Keywords: risk, protection, inmates, women, mothers.


RESUMEN

Este estudio tuvo como objetivo describir el perfil de madres encarceladas y identificar factores de riesgo y protección experimentados durante su vida. Una entrevista semiestructurada se llevó a cabo en las cárceles y prisiones de São Paulo con 152 madres encarceladas. Los resultados mostraran un perfil de madre joven, soltera, con tres hijos, de ascendencia africana, de bajos ingresos y educación, que han cometido delito de narcotráfico. Los siguientes factores de riesgo se han identificado: a) en la infancia: la exposición a la violencia doméstica entre los padres; maltrato, siendo el castigo corporal el tipo más común; y la detención de un miembro de la familia; b) en la edad adulta: la violencia por su pareja; familiares encarcelados; abuso de alcohol, tabaco e drogas; y los intentos de suicidio. Sólo un factor protector en la infancia se informó: un cuidador que valoran positivamente, haciendo que se sientan especiales.

Palabras-clave: riesgo, protección, prisioneros, mujeres, madres.


 

 

Introdução

Estudos apontam que a população carcerária brasileira tem tido um aumento expressivo: em dezembro de 2000 era de 232.755 presos, e em 2002 aumentou para 548.003 (Infopen, 2014). Tal contexto situa o Brasil na quarta posição dentre os países com maior número de encarcerados no mundo, atrás somente dos Estados Unidos, China e Rússia (International Centre for Prison Studies, 2013).

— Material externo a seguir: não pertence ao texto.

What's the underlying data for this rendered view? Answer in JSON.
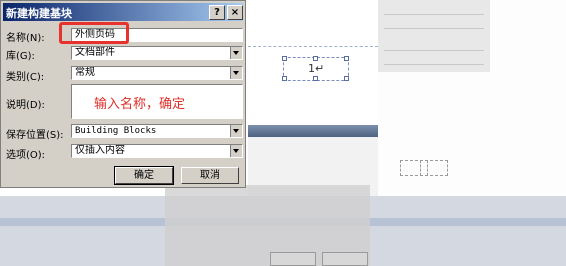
{
  "dialog": {
    "title": "新建构建基块",
    "help_label": "?",
    "close_label": "×",
    "fields": {
      "name_label": "名称(N):",
      "name_value": "外侧页码",
      "gallery_label": "库(G):",
      "gallery_value": "文档部件",
      "category_label": "类别(C):",
      "category_value": "常规",
      "description_label": "说明(D):",
      "description_value": "",
      "save_in_label": "保存位置(S):",
      "save_in_value": "Building Blocks",
      "options_label": "选项(O):",
      "options_value": "仅插入内容"
    },
    "ok_label": "确定",
    "cancel_label": "取消"
  },
  "annotation": {
    "text": "输入名称，确定",
    "color": "#e0302a"
  },
  "document": {
    "page_number_text": "1↵"
  }
}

Especificamente sobre a população carcerária feminina brasileira, em 2000, a população era de 10.112 mulheres, e as últimas estatísticas publicadas revelaram um contingente de 33.793 (Infopen, 2014), dados que demonstram que essa população mais que triplicou em 14 anos. Tal escalonamento torna-se ainda mais preocupante ao se considerar os problemas apresentados pelos presídios, como a falta de vagas e de estrutura física adequada, o fracasso na recuperação e reinserção da população carcerária, práticas de castigo e humilhação e falta de políticas públicas às mulheres encarceradas (Diuana, Ventura, Simas, Larouzé & Correa, 2016).

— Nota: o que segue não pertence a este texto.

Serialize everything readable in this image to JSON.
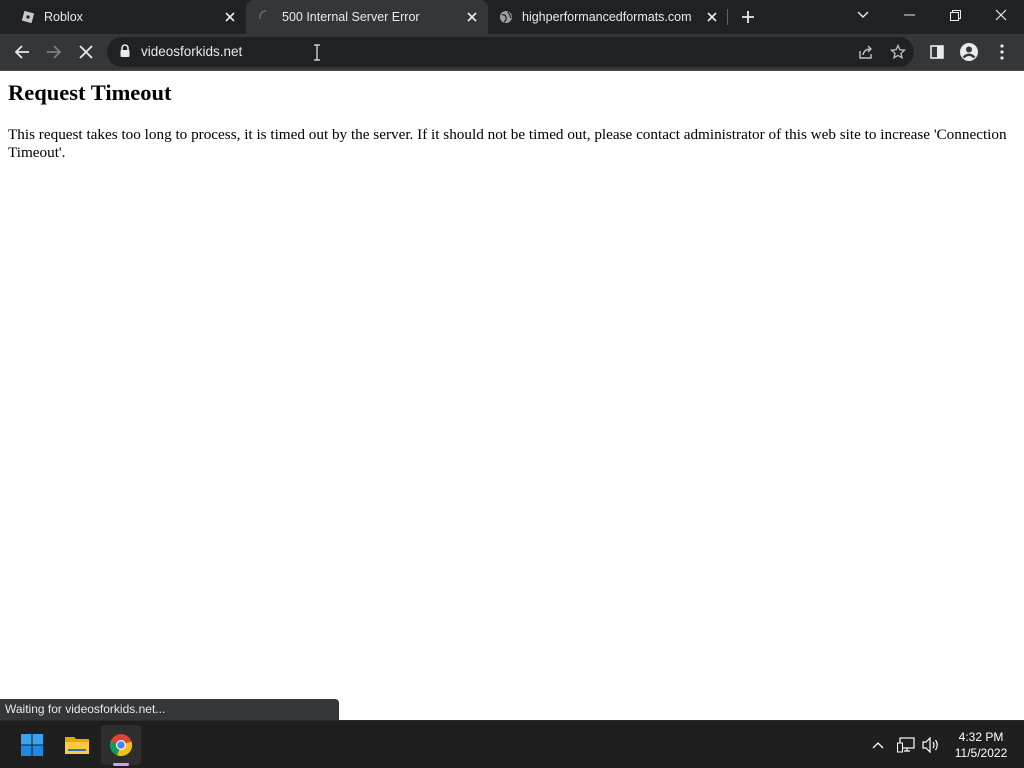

Em geral, o perfil sociodemográfico da mulher encarcerada no Brasil é descrito como sendo o de jovens, solteiras, com baixo nível de escolaridade, renda familiar precária e com filhos (Audi, Santiago, Andrade & Francisco, 2016; Ormeno & Stelko-Pereira, 2013). O fato de que a maioria das encarceradas é mãe estabelece a necessidade de atenção especial para a prevenção de uma futura geração carcerária, que seria de filhos de mães presas. Uma das maneiras para promover políticas públicas para tal prevenção seria a identificação de fatores de risco e proteção presentes ao longo da vida da mãe encarcerada.

Fatores de risco são compreendidos com os contextos que contribuem para o desenvolvimento de problemas de saúde, comportamentais ou emocionais nos indivíduos, e podem ser classificados nas seguintes categorias: a) Individuais: propensões biológicas ou genéticas a transtornos mentais; b) de relacionamento: exposição à violência doméstica; utilizar punição corporal como forma de disciplina; c) da comunidade: tolerância à violência; desigualdade social e de gênero na comunidade; falta de serviços de apoio para a família e carência de instituições que lidem com necessidades especializadas; altos índices de desemprego; pobreza; tráfico de drogas; d) da sociedade: falta de políticas sociais; econômicas; de saúde e de educação; presença de normas que glorificam a violência; rigidez de papel de gêneros; exposição à pornografia infantil; trabalho infantil; etc. (Maia & Williams, 2005). No mesmo sentido, os fatores de proteção são conceituados como influências que diminuem as expectativas de consequências negativas ao desenvolvimento da pessoa. Podemos citar alguns exemplos de acordo com as seguintes áreas: a) Atributos do indivíduo: orientação social positiva; autonomia; autoestima; b) Características da família: coesão; afetividade; resolução de problemas sem o uso da violência; c) Fontes de apoio: relacionamento saudável entre pares; suporte cultural; acesso a atendimento médico; instituições religiosas; etc. (Maia & Williams, 2005). Nos casos em que existem diversas situações de risco em um mesmo contexto, o acúmulo de tais fatores pode extenuar os fatores de proteção, deixando o indivíduo em uma situação de vulnerabilidade (Zavaschi, 2009).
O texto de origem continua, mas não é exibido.